Remploy workers fight on

Submitted by AWL on 6 November, 2012 - 9:44

Over a fortnight since their last 24-hour strike (22 October) workers in the Remploy factory in Springburn (Glasgow) are still waiting to find out the fate of their workplace.

At the time of the last strike RLink had been awarded ‘preferred bidder’ status for the Remploy factories in Springburn and Chesterfield.

The Springburn workers’ strike had been to demand clarification from RLink of its intentions and to oppose any attack on their terms and conditions. RLink had already announced its intention of withdrawing union recognition, axing 30 jobs, and cutting terms and conditions of employment in the Chesterfield factory.

Since then, RLink has announced that it has withdrawn its business plans for Springburn and Chesterfield in order to ‘re-evaluate’ them.

Workers fear that RLink, having been awarded ‘preferred bidder’ status, is now in the process of producing a new business plan which is even worse (for the workforce) than the original one.

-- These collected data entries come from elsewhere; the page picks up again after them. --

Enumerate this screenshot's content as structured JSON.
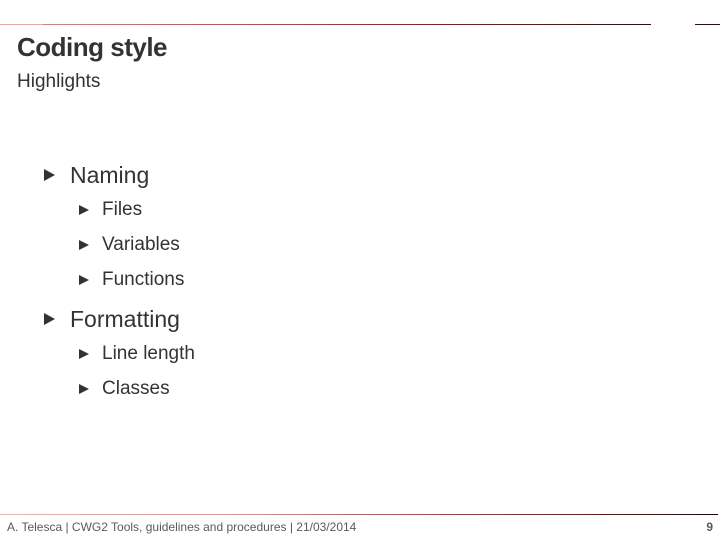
{
  "slide": {
    "title": "Coding style",
    "subtitle": "Highlights",
    "accent_color": "#9a4a4a",
    "text_color": "#333333"
  },
  "bullets": [
    {
      "label": "Naming",
      "level": 1,
      "icon": "triangle-right-bullet-icon",
      "children": [
        {
          "label": "Files",
          "level": 2,
          "icon": "triangle-right-bullet-icon"
        },
        {
          "label": "Variables",
          "level": 2,
          "icon": "triangle-right-bullet-icon"
        },
        {
          "label": "Functions",
          "level": 2,
          "icon": "triangle-right-bullet-icon"
        }
      ]
    },
    {
      "label": "Formatting",
      "level": 1,
      "icon": "triangle-right-bullet-icon",
      "children": [
        {
          "label": "Line length",
          "level": 2,
          "icon": "triangle-right-bullet-icon"
        },
        {
          "label": "Classes",
          "level": 2,
          "icon": "triangle-right-bullet-icon"
        }
      ]
    }
  ],
  "footer": {
    "text": "A. Telesca | CWG2 Tools, guidelines and procedures | 21/03/2014",
    "page_number": "9"
  }
}
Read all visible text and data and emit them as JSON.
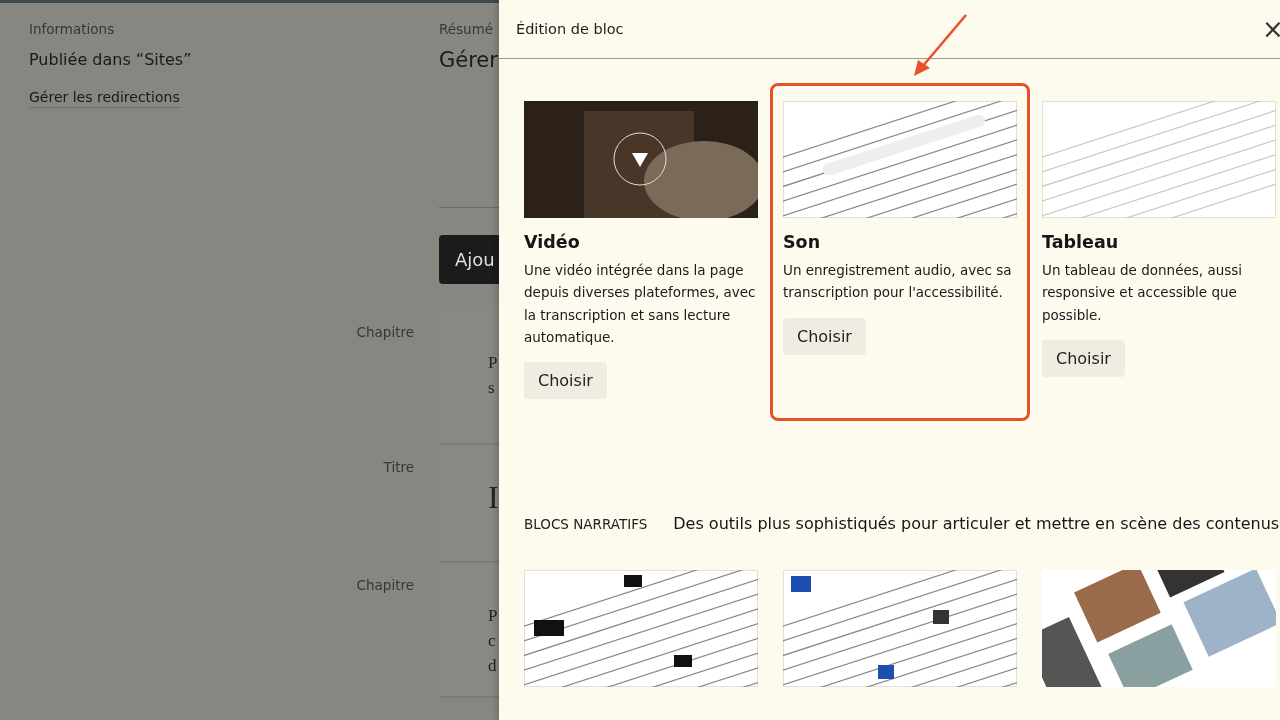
{
  "page": {
    "info_label": "Informations",
    "published": "Publiée dans “Sites”",
    "redirect_link": "Gérer les redirections",
    "summary_label": "Résumé",
    "summary_value": "Gérer",
    "add_button": "Ajou",
    "blocks": [
      {
        "label": "Chapitre",
        "lines": [
          "P",
          "s"
        ],
        "kind": "paragraph"
      },
      {
        "label": "Titre",
        "lines": [
          "I"
        ],
        "kind": "heading"
      },
      {
        "label": "Chapitre",
        "lines": [
          "P",
          "c",
          "d"
        ],
        "kind": "paragraph"
      }
    ]
  },
  "modal": {
    "title": "Édition de bloc",
    "close": "×",
    "blocks": [
      {
        "kind": "video",
        "title": "Vidéo",
        "description": "Une vidéo intégrée dans la page depuis diverses plateformes, avec la transcription et sans lecture automatique.",
        "button": "Choisir",
        "highlighted": false
      },
      {
        "kind": "document",
        "title": "Son",
        "description": "Un enregistrement audio, avec sa transcription pour l'accessibilité.",
        "button": "Choisir",
        "highlighted": true
      },
      {
        "kind": "table",
        "title": "Tableau",
        "description": "Un tableau de données, aussi responsive et accessible que possible.",
        "button": "Choisir",
        "highlighted": false
      }
    ],
    "section": {
      "label": "BLOCS NARRATIFS",
      "description": "Des outils plus sophistiqués pour articuler et mettre en scène des contenus"
    },
    "narrative_previews": [
      {
        "kind": "stats"
      },
      {
        "kind": "article"
      },
      {
        "kind": "gallery"
      }
    ]
  }
}
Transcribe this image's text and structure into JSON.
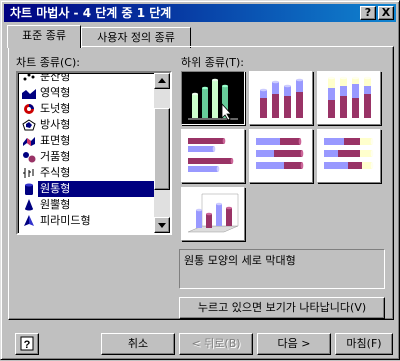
{
  "window": {
    "title": "차트 마법사 - 4 단계 중 1 단계"
  },
  "titlebar_buttons": {
    "help": "?",
    "close": "X"
  },
  "tabs": [
    {
      "label": "표준 종류"
    },
    {
      "label": "사용자 정의 종류"
    }
  ],
  "chart_type": {
    "label": "차트 종류(C):",
    "items": [
      {
        "label": "분산형",
        "icon": "scatter-icon"
      },
      {
        "label": "영역형",
        "icon": "area-icon"
      },
      {
        "label": "도넛형",
        "icon": "doughnut-icon"
      },
      {
        "label": "방사형",
        "icon": "radar-icon"
      },
      {
        "label": "표면형",
        "icon": "surface-icon"
      },
      {
        "label": "거품형",
        "icon": "bubble-icon"
      },
      {
        "label": "주식형",
        "icon": "stock-icon"
      },
      {
        "label": "원통형",
        "icon": "cylinder-icon"
      },
      {
        "label": "원뿔형",
        "icon": "cone-icon"
      },
      {
        "label": "피라미드형",
        "icon": "pyramid-icon"
      }
    ],
    "selected": "원통형"
  },
  "subtype": {
    "label": "하위 종류(T):",
    "description": "원통 모양의 세로 막대형"
  },
  "preview_button": "누르고 있으면 보기가 나타납니다(V)",
  "help_button": "?",
  "buttons": {
    "cancel": "취소",
    "back": "< 뒤로(B)",
    "next": "다음 >",
    "finish": "마침(F)"
  },
  "colors": {
    "bar_a": "#9999ff",
    "bar_b": "#993366",
    "bar_c": "#ffffcc",
    "selected": "#000080"
  }
}
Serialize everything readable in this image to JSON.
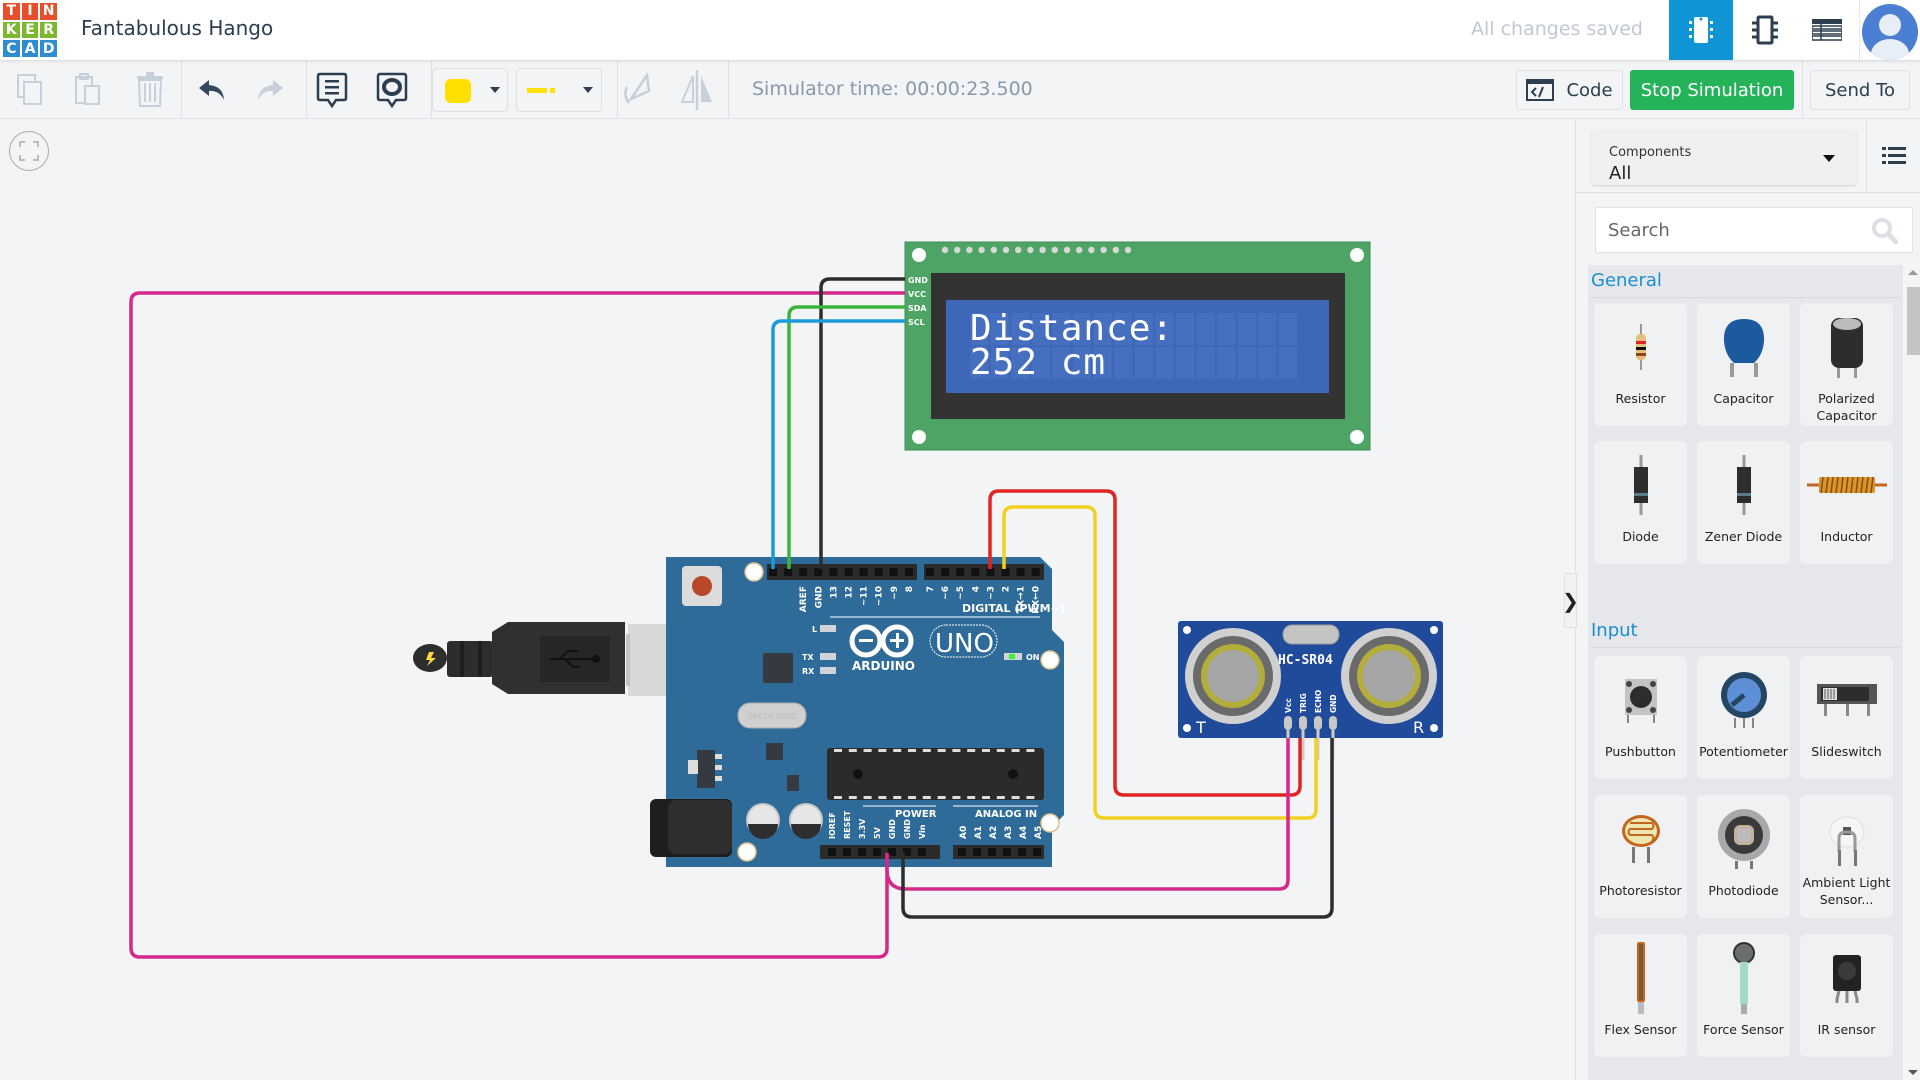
{
  "app": {
    "logo_letters": [
      "T",
      "I",
      "N",
      "K",
      "E",
      "R",
      "C",
      "A",
      "D"
    ],
    "project_title": "Fantabulous Hango",
    "save_status": "All changes saved",
    "view_icons": [
      "circuit-view-icon",
      "schematic-view-icon",
      "component-list-icon"
    ],
    "accent_color": "#0f95d5"
  },
  "toolbar": {
    "copy": "copy-icon",
    "paste": "paste-icon",
    "delete": "trash-icon",
    "undo": "undo-icon",
    "redo": "redo-icon",
    "notes": "notes-icon",
    "notes_toggle": "notes-visibility-icon",
    "wire_color": "#ffe000",
    "wire_type": "solid",
    "rotate": "rotate-icon",
    "flip": "flip-icon",
    "simulator_time": "Simulator time: 00:00:23.500",
    "code_label": "Code",
    "stop_label": "Stop Simulation",
    "send_label": "Send To",
    "stop_color": "#25b35a"
  },
  "circuit": {
    "lcd": {
      "pins": [
        "GND",
        "VCC",
        "SDA",
        "SCL"
      ],
      "line1": "Distance:",
      "line2": "252 cm"
    },
    "arduino": {
      "brand": "ARDUINO",
      "model": "UNO",
      "digital_label": "DIGITAL (PWM~)",
      "digital_pins": [
        "AREF",
        "GND",
        "13",
        "12",
        "~11",
        "~10",
        "~9",
        "8",
        "7",
        "~6",
        "~5",
        "4",
        "~3",
        "2",
        "TX→1",
        "RX←0"
      ],
      "power_label": "POWER",
      "power_pins": [
        "IOREF",
        "RESET",
        "3.3V",
        "5V",
        "GND",
        "GND",
        "Vin"
      ],
      "analog_label": "ANALOG IN",
      "analog_pins": [
        "A0",
        "A1",
        "A2",
        "A3",
        "A4",
        "A5"
      ],
      "leds": [
        "L",
        "TX",
        "RX"
      ],
      "on_label": "ON",
      "crystal": "SPK16.000G"
    },
    "sensor": {
      "model": "HC-SR04",
      "pins": [
        "Vcc",
        "TRIG",
        "ECHO",
        "GND"
      ],
      "left": "T",
      "right": "R"
    }
  },
  "sidebar": {
    "components_label": "Components",
    "components_value": "All",
    "search_placeholder": "Search",
    "categories": [
      {
        "name": "General",
        "items": [
          "Resistor",
          "Capacitor",
          "Polarized Capacitor",
          "Diode",
          "Zener Diode",
          "Inductor"
        ]
      },
      {
        "name": "Input",
        "items": [
          "Pushbutton",
          "Potentiometer",
          "Slideswitch",
          "Photoresistor",
          "Photodiode",
          "Ambient Light Sensor...",
          "Flex Sensor",
          "Force Sensor",
          "IR sensor"
        ]
      }
    ]
  }
}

And if RLink can withdraw and ‘re-evaluate’ its business plan, argue the workers, then other companies which expressed an interest in taking over the Springburn and Chesterfield sites should be allowed to put in fresh bids.

One of the Remploy employees summed up the mood in the factory:

“The workforce here is anxious, worried and desperate. The 90 days consultation on the future of the factory began eight months ago. We were due to be sold off before the end of October. But we are still completely in the dark.”

“The one meeting which we were due to have with RLink was cancelled at 24 hours notice. Last Thursday a ‘For Sale’ sign was put up here, but then taken down – management said that the sign had been a mistake.”

The strike of 22nd October also coincided with a meeting of the Remploy Task Force in the Scottish Parliament, attended by MSPs and the Tories’ Disability Minister Esther McVey.

Trade unions represented at the meeting called for any decision on the future of the remaining Remploy workplaces to be postponed for at least 18 months. But McVey refused to give any such commitment.

“The meeting was a complete waste of time,” is how one of the unions reps summed it up.

The Springburn factory is one of only a handful of Remploy factories which have not been shut down or sold off. As workers there continue their fight for jobs, they should be backed by all sections of the trade union movement.